A avaliação de mercado do Facebook está aproximando-se de meio trilhão de dólares. Chegou a este valor porque funciona muito bem como arquitetura de persuasão. Mas a esrtrutura de persuasão é a mesma quer você esteja vendendo sapatos quer você esteja vendendo política. Os algoritmos não entendem a diferença. Os mesmos algoritmos que são soltos em nós para nos tornar mais dispostos a publicidade também estão organizando nossos fluxos de informações pessoais, políticas e sociais, e é isto que tem que mudar.

Mas não me entenda errado: usamos estas plataformas digitais porque nos fornecem muita utilidade e valor. Eu uso o Facebook para me manter em contato com amigos e famílias em torno do mundo. Já escrevi o quanto mídias sociais são cruciais para movimentos sociais. Estudei como estas tecnologias podem ser usadas para contornar censura em torno do mundo. Não é que as pessoas que dirigem, digamos, Facebook ou Google estão maliciosamente e deliberadamente tentando tornar o país ou mundo mais polarizado e encorajar extremismo. Eu li as várias declerações bem-intencionadas dessas pessoas. Mas não são as intenções ou declarações das pessoas nas tecnologias que importam, são as estruturas e modelos de negócios que estão construindo. E este é o núcleo do problema. Ou o Facebook é uma enorme fraude de meio trilhão de dólares e os anúncios não funcionam e não existe uma arquitetura da persuasão, ou seu poder de influência é preocupante. É um ou outro, e o mesmo pode ser dito sobre o Google.

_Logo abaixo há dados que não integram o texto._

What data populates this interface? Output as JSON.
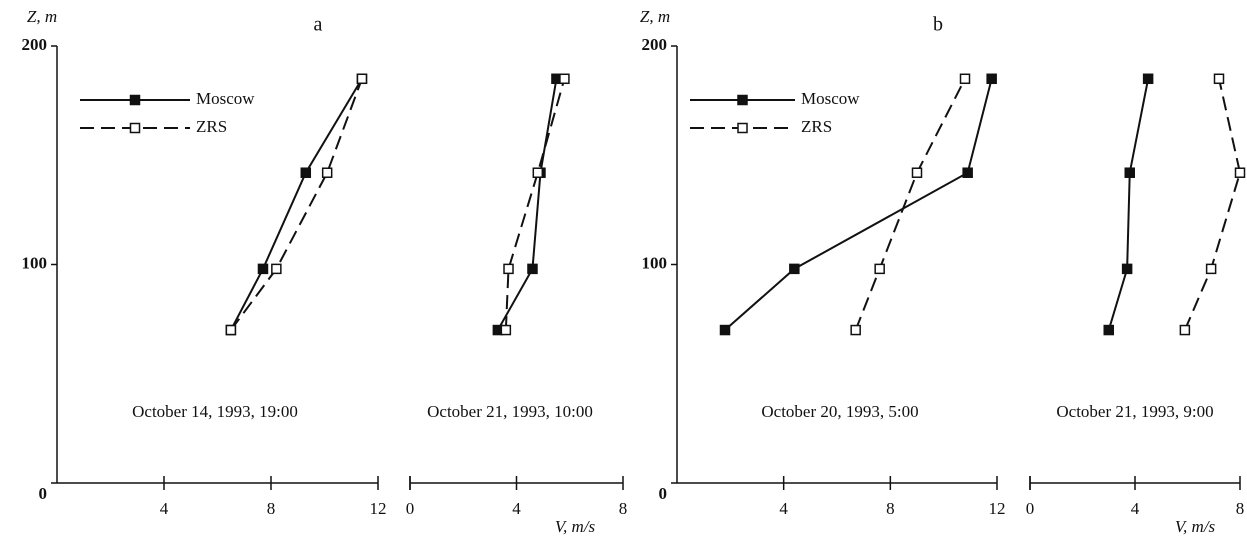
{
  "chart_data": [
    {
      "type": "line",
      "title": "a",
      "ylabel": "Z, m",
      "annotation": "October 14, 1993, 19:00",
      "y": [
        70,
        98,
        142,
        185
      ],
      "ylim": [
        0,
        200
      ],
      "yticks": [
        0,
        100,
        200
      ],
      "xlim": [
        0,
        12
      ],
      "xticks": [
        4,
        8,
        12
      ],
      "legend": "upper left",
      "series": [
        {
          "name": "Moscow",
          "color": "#111111",
          "marker": "filled",
          "values": [
            6.5,
            7.7,
            9.3,
            11.4
          ]
        },
        {
          "name": "ZRS",
          "color": "#111111",
          "marker": "open",
          "values": [
            6.5,
            8.2,
            10.1,
            11.4
          ]
        }
      ]
    },
    {
      "type": "line",
      "xlabel": "V, m/s",
      "annotation": "October 21, 1993, 10:00",
      "y": [
        70,
        98,
        142,
        185
      ],
      "ylim": [
        0,
        200
      ],
      "xlim": [
        0,
        8
      ],
      "xticks": [
        0,
        4,
        8
      ],
      "series": [
        {
          "name": "Moscow",
          "color": "#111111",
          "marker": "filled",
          "values": [
            3.3,
            4.6,
            4.9,
            5.5
          ]
        },
        {
          "name": "ZRS",
          "color": "#111111",
          "marker": "open",
          "values": [
            3.6,
            3.7,
            4.8,
            5.8
          ]
        }
      ]
    },
    {
      "type": "line",
      "title": "b",
      "ylabel": "Z, m",
      "annotation": "October 20, 1993, 5:00",
      "y": [
        70,
        98,
        142,
        185
      ],
      "ylim": [
        0,
        200
      ],
      "yticks": [
        0,
        100,
        200
      ],
      "xlim": [
        0,
        12
      ],
      "xticks": [
        4,
        8,
        12
      ],
      "legend": "upper left",
      "series": [
        {
          "name": "Moscow",
          "color": "#111111",
          "marker": "filled",
          "values": [
            1.8,
            4.4,
            10.9,
            11.8
          ]
        },
        {
          "name": "ZRS",
          "color": "#111111",
          "marker": "open",
          "values": [
            6.7,
            7.6,
            9.0,
            10.8
          ]
        }
      ]
    },
    {
      "type": "line",
      "xlabel": "V, m/s",
      "annotation": "October 21, 1993, 9:00",
      "y": [
        70,
        98,
        142,
        185
      ],
      "ylim": [
        0,
        200
      ],
      "xlim": [
        0,
        8
      ],
      "xticks": [
        0,
        4,
        8
      ],
      "series": [
        {
          "name": "Moscow",
          "color": "#111111",
          "marker": "filled",
          "values": [
            3.0,
            3.7,
            3.8,
            4.5
          ]
        },
        {
          "name": "ZRS",
          "color": "#111111",
          "marker": "open",
          "values": [
            5.9,
            6.9,
            8.0,
            7.2
          ]
        }
      ]
    }
  ]
}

Então, o que podemos fazer? Isto precisa mudar. Agora não posso oferecer uma receita simples, porque precisamos reestruturar o modo pelo qual nossas tecnologias digitais operam. Todos os aspectos das tecnologias desenvolvidas, economicamente ou não, são incorporadas nos sistemas. Nós temos que enfrentar e tentar lidar com a falta de transparência criada pelos algoritmos proprietários, o desafio estrutural da opacidade do machine learning e todos os dados indiscriminados que são coletados sobre nós. Temos uma grande tarefa na nossa frente. Temos que mobilizar nossa teccologia, nossa criatividade e, sim, nossos políticos para que possamos criar inteligência artificial que nos apoie nos objetivos humanos mas que também sejam constritos pelos valores humanos. E entendo que isto não será fácil. Talvez nem vamos concordar facilmente o que estas condições significam. Mas se nós queremos tratar de forma séria sobre estes sistemas dos quais dependemos tanto para operar, não vejo como postergar ainda mais esta conversação. Estas estruturas estão organizando como funcionamos e estão controlando o que podemos e não podemos fazer. E várias dessas plataformas baseadas em anúncios enfatizam que são gratuitas. Neste contexto, significa que nós somos o produto sendo vendido. E precisamos de uma economia digital na qual nossos dados e atenção não estejam à venda para o demagogo ou autoritário com o maior lance.